Más allá de sus fronteras seculares: San Blas al Norte y San Sebastián
al Sur, más allá del barranco que bordea el Tomebamba se extendía el campo
azuayo con sus maizales siempre enhiestos y enflorados, sus huertos de
hortalizas cruzados por acequias rumoreantes, sus aires impregnados del
medicinal aroma de los eucaliptos, los sauces a la vera de un camino, su
liviano olor a retama. A despecho de los pocos resabios de modernidad, la vida
de la pequeña urbe continuaba con su habitual ritmo, atrapada en la murria
provinciana, sin mayores sobresaltos y tentaciones.

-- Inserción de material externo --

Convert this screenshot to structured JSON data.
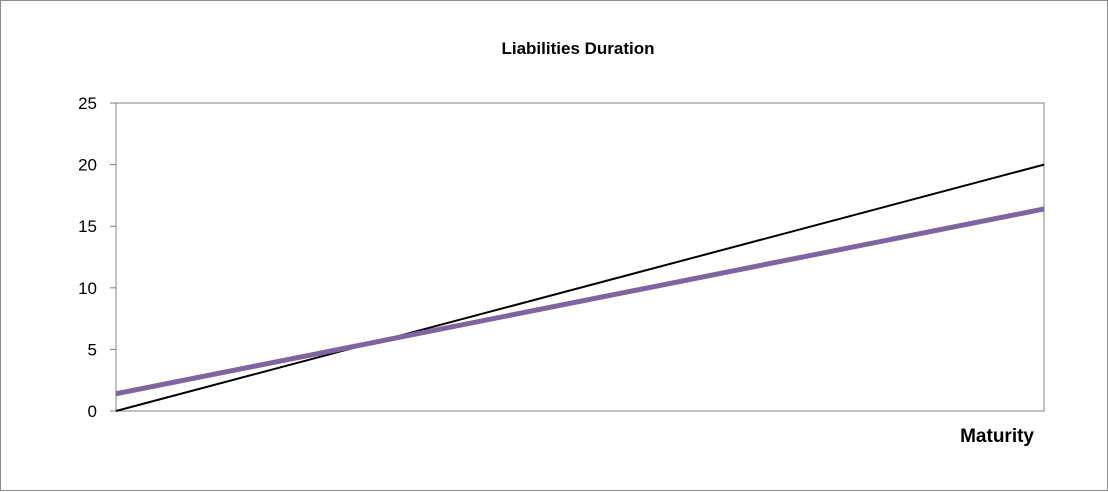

Acontecimiento digno de perdurable memoria fue el aterrizaje del primer
aeroplano en un potrero de los arrabales de la villa, hecho ocurrido el 4 de
noviembre de 1920. El protagonista de la audaz hazaña fue el italiano Elia
Liut, un héroe de la guerra que, poco antes, había concluido en Europa. El
ligero biplano de Liut que ese día partió de Guayaquil rumbo a Cuenca, una
frágil estructura de madera y lona, hizo historia al hendir los cielos
ecuatorianos y cruzar, por primera vez, la muralla de los Andes. Hacia las once
de la mañana, la pequeña nave de Liut zumbaba como un moscardón por encima de
las torres de Cuenca. El corresponsal de un diario guayaquileño envió el
siguiente mensaje telegráfico: “A las 11:25 el aviador vuela por el cielo de
Cuenca a 500 metros de altura. Delirio general. Se rompen las campanas. Hurra.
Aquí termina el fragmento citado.